Esa visión quedó plasmada en el Plan Nacional de Desarrollo 'Colombia, potencia mundial de la vida' y también en la conformación de su Gobierno, en el que por primera vez líderes indígenas, afrocolombianos, campesinos y representantes de organizaciones sociales ocuparon cargos de alta responsabilidad en el Ejecutivo.
Petro, quien dejará el cargo este viernes, reivindica como los logros de su mandato la reforma agraria, una de las principales deudas históricas del país y compromiso del Acuerdo de Paz de 2016 firmado entre el Estado y la guerrilla de las FARC, así como la reducción de la pobreza.

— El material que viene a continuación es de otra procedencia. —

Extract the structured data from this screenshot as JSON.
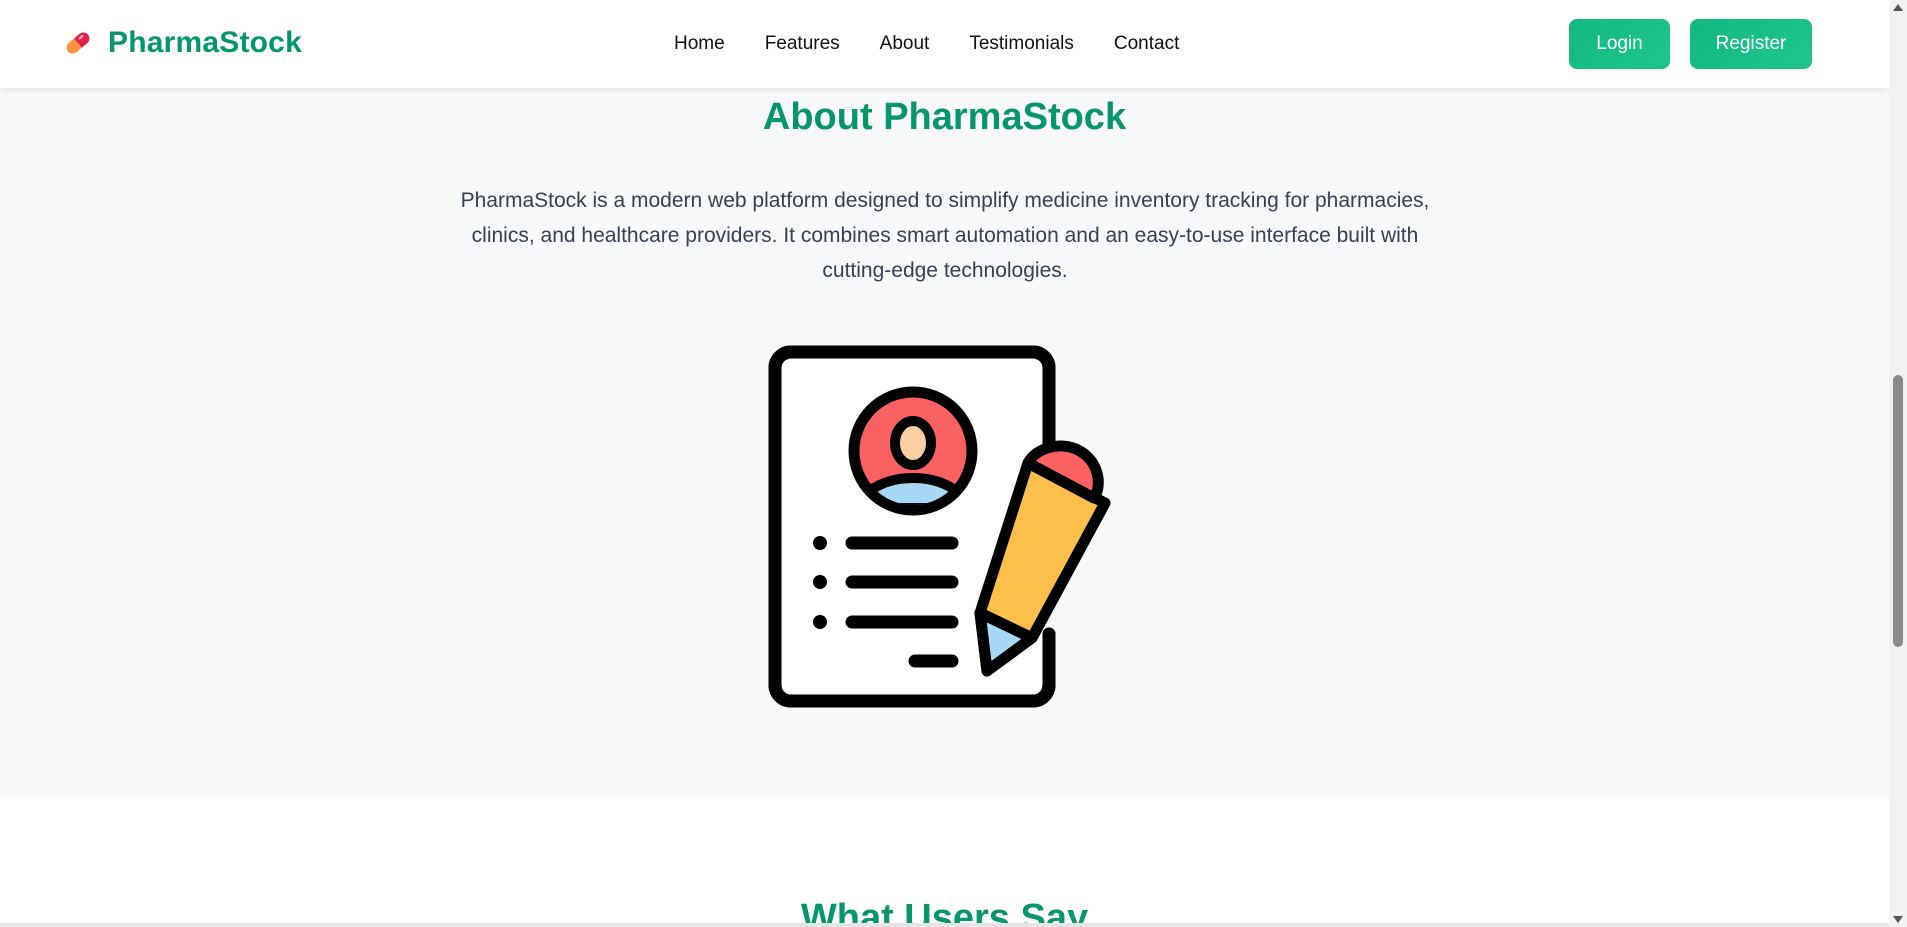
{
  "brand": {
    "name": "PharmaStock",
    "icon": "pill-icon"
  },
  "nav": {
    "links": [
      {
        "label": "Home"
      },
      {
        "label": "Features"
      },
      {
        "label": "About"
      },
      {
        "label": "Testimonials"
      },
      {
        "label": "Contact"
      }
    ],
    "login_label": "Login",
    "register_label": "Register"
  },
  "about": {
    "title": "About PharmaStock",
    "description": "PharmaStock is a modern web platform designed to simplify medicine inventory tracking for pharmacies, clinics, and healthcare providers. It combines smart automation and an easy-to-use interface built with cutting-edge technologies.",
    "illustration": "profile-document-pencil-icon"
  },
  "testimonials": {
    "title": "What Users Say"
  },
  "colors": {
    "brand": "#059669",
    "button": "#10b981",
    "section_bg": "#f8f9fb",
    "pencil_body": "#fbbf4a",
    "pencil_tip": "#fb6161",
    "avatar_bg": "#fb6161",
    "avatar_body": "#a7d8f5",
    "avatar_face": "#fccfa3"
  }
}
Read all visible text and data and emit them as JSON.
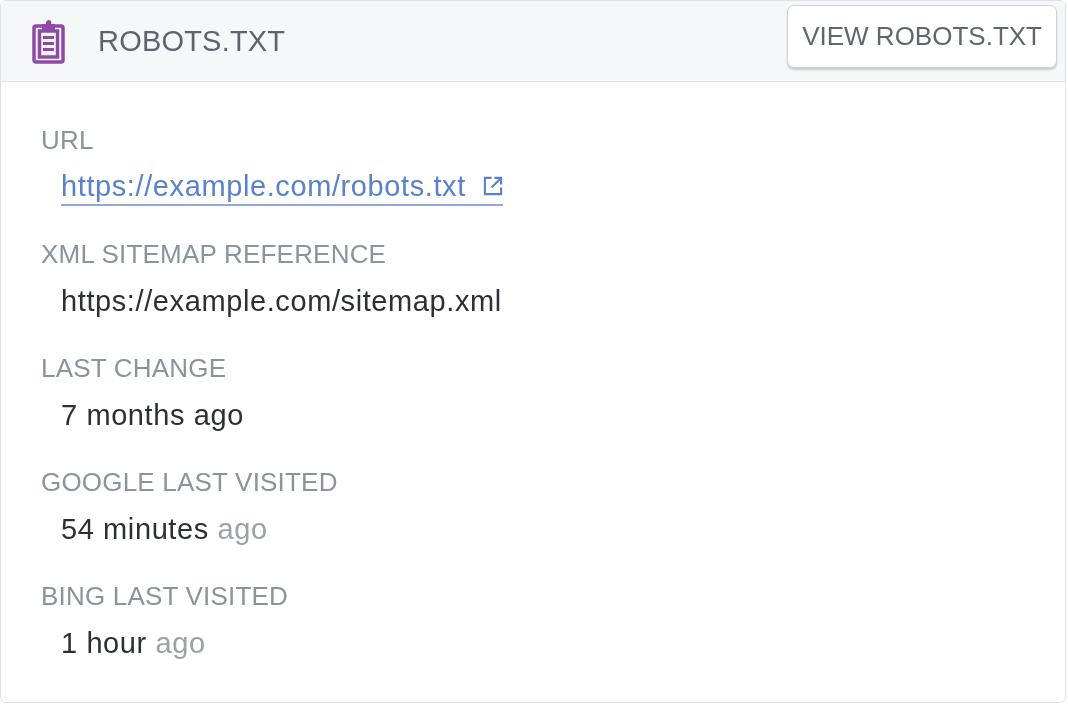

Balance de la gestión y el desgaste por corrupción
Según el balance oficial, su Gobierno formalizó los derechos de propiedad sobre más de 2,28 millones de hectáreas, entregó 351.000 hectáreas a familias campesinas e incorporó otras 806.081 hectáreas al Fondo de Tierras para impulsar una redistribución más equitativa de la propiedad rural.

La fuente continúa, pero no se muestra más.